On 23 July, a tugboat towed the vessel from the Wood Islands harbour narrows to allow Confederation to access the harbour so that ferry service could resume. Images of the vessel from 23 July showed a slight list to starboard as bilges were reported to have filled with water from firefighting efforts, along with the vessel itself taking on sea water. On the afternoon of 24 July, crew began the removal of vehicles from the ferry. Over the next week, dewatering efforts corrected the list and allowed personnel to enter the engine room.
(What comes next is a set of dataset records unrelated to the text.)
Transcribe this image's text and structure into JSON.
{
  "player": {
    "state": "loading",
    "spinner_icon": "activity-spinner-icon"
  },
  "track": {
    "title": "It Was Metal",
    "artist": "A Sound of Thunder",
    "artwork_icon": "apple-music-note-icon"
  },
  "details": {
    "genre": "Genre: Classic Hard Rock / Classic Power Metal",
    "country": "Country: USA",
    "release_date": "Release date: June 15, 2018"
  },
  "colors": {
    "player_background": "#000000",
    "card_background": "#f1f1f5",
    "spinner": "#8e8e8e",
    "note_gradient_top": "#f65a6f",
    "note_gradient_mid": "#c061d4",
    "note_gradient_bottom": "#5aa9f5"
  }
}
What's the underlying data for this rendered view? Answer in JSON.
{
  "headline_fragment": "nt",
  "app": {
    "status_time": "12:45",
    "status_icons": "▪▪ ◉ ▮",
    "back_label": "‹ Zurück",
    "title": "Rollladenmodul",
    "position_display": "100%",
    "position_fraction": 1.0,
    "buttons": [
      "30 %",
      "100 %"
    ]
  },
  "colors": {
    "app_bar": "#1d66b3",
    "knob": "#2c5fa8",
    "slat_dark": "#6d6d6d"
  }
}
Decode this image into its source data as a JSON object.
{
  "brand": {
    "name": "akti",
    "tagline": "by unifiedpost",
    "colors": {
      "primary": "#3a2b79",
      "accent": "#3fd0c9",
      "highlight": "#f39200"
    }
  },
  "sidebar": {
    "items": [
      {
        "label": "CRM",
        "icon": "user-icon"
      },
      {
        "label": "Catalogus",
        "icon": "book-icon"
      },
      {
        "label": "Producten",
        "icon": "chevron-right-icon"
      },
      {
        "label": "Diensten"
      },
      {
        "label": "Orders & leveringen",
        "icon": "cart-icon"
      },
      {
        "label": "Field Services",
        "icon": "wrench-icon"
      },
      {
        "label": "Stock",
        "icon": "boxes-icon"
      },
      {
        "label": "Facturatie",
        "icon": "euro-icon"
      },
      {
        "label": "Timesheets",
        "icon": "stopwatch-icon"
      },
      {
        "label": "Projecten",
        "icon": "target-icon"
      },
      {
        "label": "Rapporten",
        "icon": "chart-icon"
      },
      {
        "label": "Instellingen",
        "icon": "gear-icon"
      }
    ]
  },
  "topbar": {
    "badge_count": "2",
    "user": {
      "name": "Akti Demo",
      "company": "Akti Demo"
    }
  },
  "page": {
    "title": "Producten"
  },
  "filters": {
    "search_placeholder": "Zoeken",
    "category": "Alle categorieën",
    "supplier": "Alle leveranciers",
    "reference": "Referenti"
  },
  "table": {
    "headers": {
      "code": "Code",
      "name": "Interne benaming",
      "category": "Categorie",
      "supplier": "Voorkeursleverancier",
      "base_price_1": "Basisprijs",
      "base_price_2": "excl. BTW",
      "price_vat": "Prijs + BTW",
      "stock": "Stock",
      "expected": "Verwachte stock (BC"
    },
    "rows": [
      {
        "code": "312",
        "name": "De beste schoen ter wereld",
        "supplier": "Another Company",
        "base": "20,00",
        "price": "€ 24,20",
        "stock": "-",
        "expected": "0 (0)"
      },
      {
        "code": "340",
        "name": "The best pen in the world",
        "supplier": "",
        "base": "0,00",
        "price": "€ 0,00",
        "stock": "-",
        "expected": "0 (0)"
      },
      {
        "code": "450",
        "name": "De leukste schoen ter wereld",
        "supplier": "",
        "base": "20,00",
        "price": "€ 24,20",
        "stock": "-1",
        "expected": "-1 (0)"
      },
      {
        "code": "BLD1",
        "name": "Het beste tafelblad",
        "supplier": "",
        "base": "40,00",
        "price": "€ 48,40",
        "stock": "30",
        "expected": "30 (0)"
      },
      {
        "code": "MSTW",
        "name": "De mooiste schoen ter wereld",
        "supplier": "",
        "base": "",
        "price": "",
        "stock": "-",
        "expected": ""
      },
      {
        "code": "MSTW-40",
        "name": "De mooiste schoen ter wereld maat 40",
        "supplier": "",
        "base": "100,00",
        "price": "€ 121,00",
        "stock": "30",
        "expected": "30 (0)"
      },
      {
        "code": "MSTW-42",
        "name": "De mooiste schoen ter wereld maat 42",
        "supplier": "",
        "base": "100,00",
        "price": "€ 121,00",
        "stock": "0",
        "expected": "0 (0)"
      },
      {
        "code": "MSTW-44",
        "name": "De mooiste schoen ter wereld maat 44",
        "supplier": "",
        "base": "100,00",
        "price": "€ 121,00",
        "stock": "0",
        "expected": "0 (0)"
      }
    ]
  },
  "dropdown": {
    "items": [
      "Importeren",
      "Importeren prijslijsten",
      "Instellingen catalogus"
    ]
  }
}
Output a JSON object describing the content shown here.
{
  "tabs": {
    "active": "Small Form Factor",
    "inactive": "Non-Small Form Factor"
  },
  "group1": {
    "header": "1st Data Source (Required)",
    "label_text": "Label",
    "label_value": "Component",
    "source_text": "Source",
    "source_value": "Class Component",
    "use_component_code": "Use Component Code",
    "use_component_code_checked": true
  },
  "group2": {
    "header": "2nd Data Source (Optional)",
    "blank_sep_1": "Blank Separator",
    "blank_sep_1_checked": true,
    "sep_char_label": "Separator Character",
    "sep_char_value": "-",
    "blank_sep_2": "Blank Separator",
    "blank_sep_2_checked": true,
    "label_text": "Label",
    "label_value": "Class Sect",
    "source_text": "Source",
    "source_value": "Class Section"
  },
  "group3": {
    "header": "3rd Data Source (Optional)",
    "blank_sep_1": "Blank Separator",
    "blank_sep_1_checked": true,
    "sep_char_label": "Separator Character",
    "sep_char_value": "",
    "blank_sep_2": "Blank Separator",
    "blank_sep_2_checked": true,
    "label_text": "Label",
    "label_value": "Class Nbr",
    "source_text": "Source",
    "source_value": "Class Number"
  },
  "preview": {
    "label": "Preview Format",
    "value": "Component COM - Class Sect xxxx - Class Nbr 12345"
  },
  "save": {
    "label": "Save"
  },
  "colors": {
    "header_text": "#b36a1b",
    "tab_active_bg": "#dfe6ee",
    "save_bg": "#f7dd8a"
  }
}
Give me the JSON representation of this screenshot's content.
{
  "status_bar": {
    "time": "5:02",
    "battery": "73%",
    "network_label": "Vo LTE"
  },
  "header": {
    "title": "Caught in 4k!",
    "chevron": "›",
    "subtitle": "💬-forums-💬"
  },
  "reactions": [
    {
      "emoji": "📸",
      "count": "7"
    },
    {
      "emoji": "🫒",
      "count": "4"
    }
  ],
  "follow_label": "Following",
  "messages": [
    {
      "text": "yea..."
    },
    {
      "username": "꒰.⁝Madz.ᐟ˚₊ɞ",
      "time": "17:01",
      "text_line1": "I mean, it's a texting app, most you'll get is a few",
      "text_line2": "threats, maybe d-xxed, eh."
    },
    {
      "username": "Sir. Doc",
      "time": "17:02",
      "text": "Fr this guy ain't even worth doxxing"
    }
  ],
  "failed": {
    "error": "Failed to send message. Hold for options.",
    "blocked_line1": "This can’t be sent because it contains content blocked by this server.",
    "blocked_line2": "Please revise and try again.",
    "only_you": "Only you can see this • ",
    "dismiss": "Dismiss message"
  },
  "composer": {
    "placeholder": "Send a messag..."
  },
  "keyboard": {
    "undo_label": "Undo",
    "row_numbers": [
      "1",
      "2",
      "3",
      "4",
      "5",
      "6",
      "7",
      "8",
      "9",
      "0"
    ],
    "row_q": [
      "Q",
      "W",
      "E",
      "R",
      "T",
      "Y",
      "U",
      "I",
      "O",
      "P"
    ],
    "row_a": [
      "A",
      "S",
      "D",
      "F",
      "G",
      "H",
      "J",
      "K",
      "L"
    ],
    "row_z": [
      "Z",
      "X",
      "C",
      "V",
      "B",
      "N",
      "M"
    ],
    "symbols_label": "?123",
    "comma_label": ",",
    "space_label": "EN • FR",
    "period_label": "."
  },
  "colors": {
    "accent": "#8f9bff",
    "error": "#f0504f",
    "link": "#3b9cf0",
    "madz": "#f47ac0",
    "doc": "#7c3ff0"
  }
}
With Holiday Island out of service for the remainder of the 2022 operating season, another ferry, , owned by the Société des traversiers du Québec, was loaned to Northumberland Ferries in early August. Following testing and crew training, Saaremaa 1 entered service on 20 August.

==Fate==
As a result of the fire, it was determined that the ship was damaged beyond repair and Transport Canada issued a request for proposals to dispose of the ferry. Holiday Island was scrapped in 2023 after the contract was awarded to R.J. MacIsaac Construction in Sheet Harbour, Nova Scotia.